Cette constance ne va certes pas sans variations : il y a des styles de lieu et des styles d'époque comme il y a maintenant du roman bourguignon et du jésuite espagnol. Mais l'organisation générale reste fidèle à la conception d'un monde partagé entre deux sexes opposés. Des indices parfois difficiles à chiffrer mais troublants donnent à penser que la caverne elle-même était considérée comme un formidable symbole naturel du ventre de la femme. Par exemple, les passages étroits sont souvent enduits de rouge. Et la partie de la grotte soumise aux animaux de la féminité est très souvent marquée soit de signes masculins abstraits, soit de mains, comme pour marquer la possession, ou peut-être la présence humaine. Enfin, comme on l'a vu, l'entrée et le fond de la caverne sont souvent voués au symbolisme mâle. Mais la seule explication par l'univers du sexe et de la fécondité s'avère insuffisante. Il ne semble pas considérer ces merveilleux ensembles graphiques, que l'on soit en présence de représentations brutes. Les fameuses « femelles gravides » de l'ethnographie classique ne sont ni plus ni moins « gravides » que les étalons solidement membrés de la peinture chinoise, et nulle part, dans l'art pariétal, le sexe ne paraît être reproduit pour le sexe. Ce qui marque fortement cet art, en apparence dominé par l'acte reproducteur, c'est son extraordinaire pudeur, son parti pris de symbolisme, d'abstraction. Alors que les signes sexuels abstraits sont présents partout, ces hommes des cavernes, pourtant doués d'un éblouissant génie plastique, n'ont pas une seule fois dessiné la moindre scène d'accouplement ! Les quelques hommes représentés en érection (ithyphalles, comme disent les préhistoriens par héritage puritain) sont esquissés sans aucun réalisme. Généralement même, comme le célèbre cadavre ithyphalle du puits de Lascaux, avec des traits animaux soulignant le caractère symbolique.

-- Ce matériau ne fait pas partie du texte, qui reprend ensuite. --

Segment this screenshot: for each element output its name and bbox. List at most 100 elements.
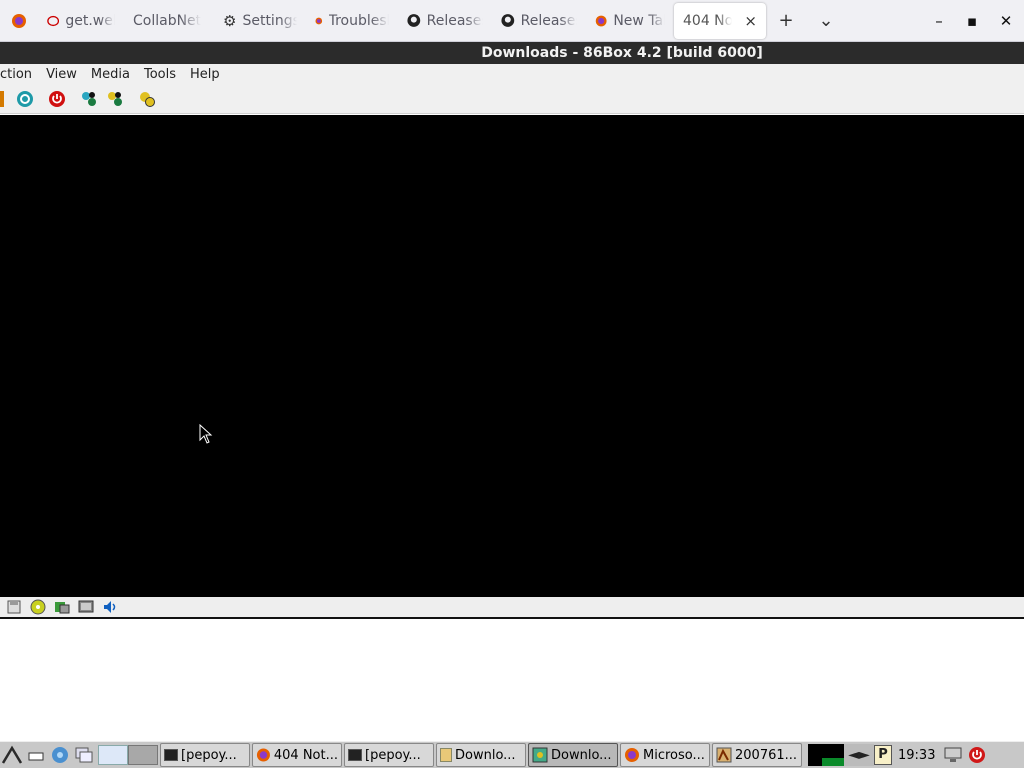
tab-404-not-found[interactable]: 404 Not Found × bbox=[674, 2, 766, 39]
minimize-button[interactable]: – bbox=[922, 0, 956, 42]
menu-action[interactable]: ction bbox=[0, 67, 39, 82]
close-button[interactable]: ✕ bbox=[989, 0, 1023, 42]
firefox-icon bbox=[315, 17, 323, 24]
github-icon bbox=[501, 14, 515, 27]
tab-releases-2[interactable]: Releases bbox=[492, 0, 586, 42]
tab-title: CollabNet bbox=[133, 12, 202, 29]
tab-close-icon[interactable]: × bbox=[744, 12, 757, 30]
tab-title: New Tab bbox=[613, 12, 665, 29]
taskbar-item-firefox-404[interactable]: 404 Not... bbox=[252, 743, 342, 767]
launch-browser-button[interactable] bbox=[48, 743, 72, 767]
tab-settings[interactable]: ⚙ Settings bbox=[214, 0, 306, 42]
power-icon bbox=[49, 90, 65, 107]
taskbar-item-downloads-folder[interactable]: Downlo... bbox=[436, 743, 526, 767]
start-menu-icon bbox=[1, 745, 23, 764]
clock[interactable]: 19:33 bbox=[892, 748, 941, 763]
folder-icon bbox=[440, 748, 452, 762]
task-label: Downlo... bbox=[455, 747, 516, 763]
logout-button[interactable] bbox=[965, 743, 989, 767]
cpu-monitor bbox=[808, 744, 844, 766]
window-title: Downloads - 86Box 4.2 [build 6000] bbox=[0, 42, 1024, 64]
toolbar bbox=[0, 84, 1024, 114]
cdrom-drive-status[interactable] bbox=[28, 598, 48, 616]
opera-icon bbox=[47, 15, 60, 26]
launch-file-manager-button[interactable] bbox=[72, 743, 96, 767]
tab-title: Releases bbox=[426, 12, 483, 29]
keyboard-esc-icon bbox=[108, 91, 122, 106]
list-all-tabs-button[interactable]: ⌄ bbox=[806, 0, 846, 42]
tray-display-button[interactable] bbox=[941, 743, 965, 767]
tab-title: Releases bbox=[520, 12, 577, 29]
reset-button[interactable] bbox=[12, 88, 38, 110]
taskbar-item-86box[interactable]: Downlo... bbox=[528, 743, 618, 767]
new-tab-button[interactable]: + bbox=[766, 0, 806, 42]
settings-button[interactable] bbox=[134, 88, 160, 110]
task-label: 404 Not... bbox=[273, 747, 338, 763]
display-icon bbox=[78, 600, 94, 613]
image-viewer-icon bbox=[716, 747, 732, 763]
tab-title: 404 Not Found bbox=[683, 12, 733, 29]
maximize-button[interactable]: ▪ bbox=[955, 0, 989, 42]
tray-p-icon[interactable]: P bbox=[874, 745, 892, 765]
reset-icon bbox=[17, 90, 33, 107]
gear-icon: ⚙ bbox=[223, 11, 237, 30]
hard-disk-status[interactable] bbox=[52, 598, 72, 616]
globe-icon bbox=[52, 747, 68, 763]
firefox-icon bbox=[625, 748, 639, 762]
github-icon bbox=[407, 14, 421, 27]
mouse-cursor-icon bbox=[199, 424, 213, 444]
tab-new-tab[interactable]: New Tab bbox=[586, 0, 674, 42]
power-icon bbox=[969, 747, 986, 763]
tab-title: Settings bbox=[242, 12, 297, 29]
taskbar-item-terminal-1[interactable]: [pepoy... bbox=[160, 743, 250, 767]
taskbar-item-image-viewer[interactable]: 200761... bbox=[712, 743, 802, 767]
menu-view[interactable]: View bbox=[39, 67, 84, 82]
taskbar-item-firefox-microsoft[interactable]: Microso... bbox=[620, 743, 710, 767]
menu-tools[interactable]: Tools bbox=[137, 67, 183, 82]
emulator-screen[interactable] bbox=[0, 115, 1024, 597]
tab-troubleshooting[interactable]: Troubleshooting bbox=[306, 0, 398, 42]
network-monitor-icon: ◄► bbox=[844, 744, 874, 766]
taskbar: [pepoy... 404 Not... [pepoy... Downlo...… bbox=[0, 741, 1024, 768]
menu-media[interactable]: Media bbox=[84, 67, 137, 82]
settings-icon bbox=[140, 91, 155, 107]
terminal-icon bbox=[164, 749, 178, 761]
browser-tab-strip: get.web CollabNet ⚙ Settings Troubleshoo… bbox=[0, 0, 1024, 42]
cdrom-icon bbox=[30, 599, 46, 615]
toolbar-edge-icon bbox=[0, 90, 4, 107]
86box-icon bbox=[532, 747, 548, 763]
task-label: [pepoy... bbox=[181, 747, 237, 763]
task-label: 200761... bbox=[735, 747, 798, 763]
taskbar-item-terminal-2[interactable]: [pepoy... bbox=[344, 743, 434, 767]
tab-title: Troubleshooting bbox=[328, 12, 389, 29]
ctrl-alt-del-button[interactable] bbox=[76, 88, 102, 110]
menu-bar: ction View Media Tools Help bbox=[0, 64, 1024, 84]
monitor-icon bbox=[944, 747, 962, 762]
show-desktop-button[interactable] bbox=[24, 743, 48, 767]
floppy-drive-status[interactable] bbox=[4, 598, 24, 616]
firefox-icon bbox=[595, 15, 607, 26]
desktop-icon bbox=[28, 752, 44, 761]
start-menu-button[interactable] bbox=[0, 743, 24, 767]
workspace-2[interactable] bbox=[128, 745, 158, 765]
firefox-menu-button[interactable] bbox=[0, 0, 38, 42]
power-button[interactable] bbox=[44, 88, 70, 110]
windows-icon bbox=[75, 747, 93, 763]
ctrl-alt-esc-button[interactable] bbox=[102, 88, 128, 110]
floppy-icon bbox=[7, 600, 21, 614]
task-label: [pepoy... bbox=[365, 747, 421, 763]
sound-status[interactable] bbox=[100, 598, 120, 616]
hard-disk-icon bbox=[55, 602, 70, 614]
tab-title: get.web bbox=[65, 12, 115, 29]
tab-collabnet[interactable]: CollabNet bbox=[124, 0, 214, 42]
status-bar bbox=[0, 597, 1024, 619]
tab-releases-1[interactable]: Releases bbox=[398, 0, 492, 42]
terminal-icon bbox=[348, 749, 362, 761]
workspace-1[interactable] bbox=[98, 745, 128, 765]
tab-get-web[interactable]: get.web bbox=[38, 0, 124, 42]
menu-help[interactable]: Help bbox=[183, 67, 227, 82]
network-status[interactable] bbox=[76, 598, 96, 616]
firefox-icon bbox=[256, 748, 270, 762]
firefox-icon bbox=[12, 13, 26, 28]
keyboard-cad-icon bbox=[82, 91, 96, 106]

Si ce n'est ni le sexe pour lui-même, ni le sexe pour la fécondité, de quoi s'agit-il ? À travers ce symbolisme, quelle métaphysique se trouve impliquée ? Avouons, dit Leroi-Gourhan, que nous n'en savons rien. Avouons la modestie de nos connaissances, et que ces hommes d'il y a deux ou trois cents siècles nous ont laissé l'écriture indéchiffrable d'une pensée complexe, subtile, dont nous subodorons la qualité sans rien connaître de son contenu. Mais peut-être le seul fait de découvrir qu'il s'agit là d'une écriture, en quelque sorte comparable à l'écriture contenue dans l'art des cathédrales, et d'avoir réalisé cette approche par des méthodes scientifiques de calcul objectif, est-il prometteur d'un déchiffrement auquel nous parviendrons quelque jour. Alors nous aurons perdu des « primitifs » et trouvé des frères dans les abîmes du temps. Nous saurons qui étaient ces métaphysiciens, qui possédaient de merveilleuses techniques d'art, et qui s'enfonçaient au plus profond de la Terre pour y représenter, avec un souci d'éternité, les symboles de leur spiritualité.